Sequential learning and control: Targeted exploration for robust performance
Janani Venkatasubramanian, Johannes Köhler, Julian Berberich, Frank Allgöwer
TL;DR
This work tackles robust dual control for uncertain discrete‑time linear systems by separating learning and control into a targeted exploration phase and a subsequent gain‑scheduled exploitation phase. It leverages spectral‑line theory to establish a priori finite excitation bounds and formulates an SDP to compute harmonic exploration with minimal energy that guarantees informative data for robust controller design. After exploration, a robust gain‑scheduling controller based on LPV system theory enforces an $H_2$ performance bound with probabilistic guarantees, using updated parameter estimates as scheduling variables. Numerical results on a hard‑to‑learn system demonstrate that targeted harmonic exploration yields stronger excitation than random probing and enables guaranteed performance after exploration, highlighting a practical, tractable approach to robust dual control.
Abstract
We present a novel dual control strategy for uncertain linear systems based on targeted harmonic exploration and gain-scheduling with performance and excitation guarantees. In the proposed sequential approach, robust control is implemented after exploration with the main feature that the exploration is optimized with respect to the robust control performance.
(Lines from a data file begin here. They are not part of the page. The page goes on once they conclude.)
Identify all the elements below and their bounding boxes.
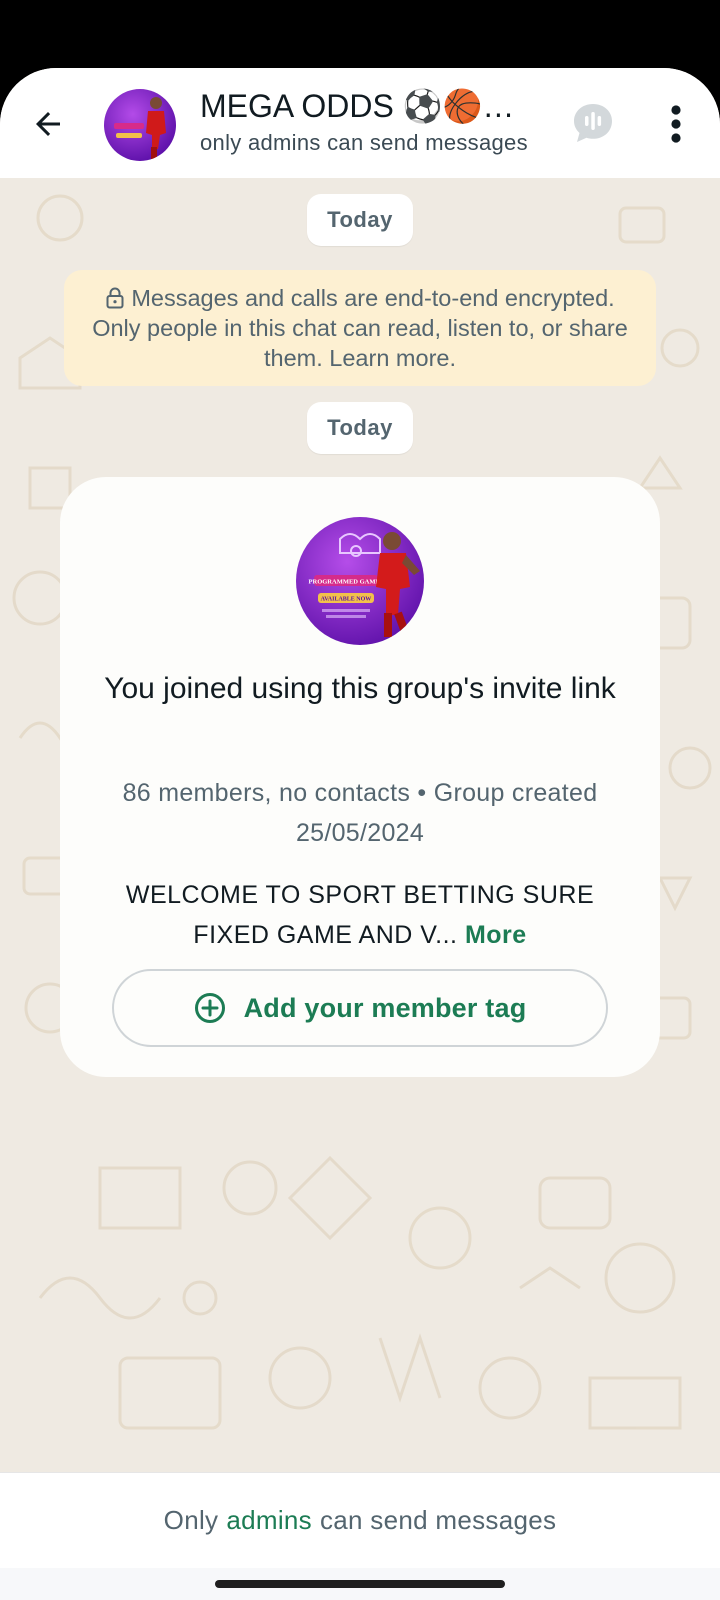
plus-circle-icon [194,993,225,1023]
add-member-tag-button[interactable]: Add your member tag [112,969,608,1047]
arrow-left-icon [36,112,60,136]
more-link[interactable]: More [465,921,527,949]
date-chip-today-2: Today [307,402,413,454]
more-vertical-icon [671,105,681,143]
more-options-button[interactable] [652,96,700,152]
group-avatar[interactable] [104,89,176,161]
admins-link[interactable]: admins [226,1505,312,1536]
encryption-notice[interactable]: Messages and calls are end-to-end encryp… [64,270,656,386]
phone-screen: MEGA ODDS ⚽🏀🏈⚾ only admins can send mess… [0,0,720,1600]
footer-suffix: can send messages [319,1505,557,1535]
voice-chat-icon [574,104,612,142]
group-name[interactable]: MEGA ODDS ⚽🏀🏈⚾ [200,86,540,126]
voice-chat-button[interactable] [568,98,618,148]
chat-app: MEGA ODDS ⚽🏀🏈⚾ only admins can send mess… [0,68,720,1600]
add-member-tag-label: Add your member tag [243,992,527,1023]
navigation-bar [0,1568,720,1600]
home-indicator[interactable] [215,1580,505,1588]
status-bar [0,0,720,68]
chat-header: MEGA ODDS ⚽🏀🏈⚾ only admins can send mess… [0,68,720,178]
encryption-notice-text: Messages and calls are end-to-end encryp… [92,285,628,371]
back-button[interactable] [22,98,74,150]
group-description: WELCOME TO SPORT BETTING SURE FIXED GAME… [100,875,620,955]
lock-icon [106,287,124,309]
group-card-avatar[interactable]: PROGRAMMED GAMES AVAILABLE NOW [296,517,424,645]
group-card-avatar-image: PROGRAMMED GAMES AVAILABLE NOW [296,517,424,645]
date-chip-today: Today [307,194,413,246]
avatar-caption-1: PROGRAMMED GAMES [309,579,384,586]
group-meta-info: 86 members, no contacts • Group created … [122,779,598,847]
group-avatar-image [104,89,176,161]
group-subtitle[interactable]: only admins can send messages [200,130,540,156]
invite-card-title: You joined using this group's invite lin… [104,672,616,705]
group-invite-card: PROGRAMMED GAMES AVAILABLE NOW You joine… [60,477,660,1077]
admins-only-footer: Only admins can send messages [0,1472,720,1568]
avatar-caption-2: AVAILABLE NOW [321,597,372,603]
footer-prefix: Only [163,1505,219,1535]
Specifically, we leverage recent results on finite excitation using spectral lines to determine a high probability lower bound on the resultant finite excitation of the exploration data. This provides an a priori upper bound on the remaining model uncertainty after exploration, which can further be leveraged in a gain-scheduling controller design that guarantees robust performance. This leads to a semidefinite program-based design which computes an exploration strategy with finite excitation bounds and minimal energy, and a gain-scheduled controller with probabilistic performance bounds that can be implemented after exploration. The effectiveness of our approach and its benefits over common random exploration strategies are demonstrated with an example of a system which is 'hard to learn'.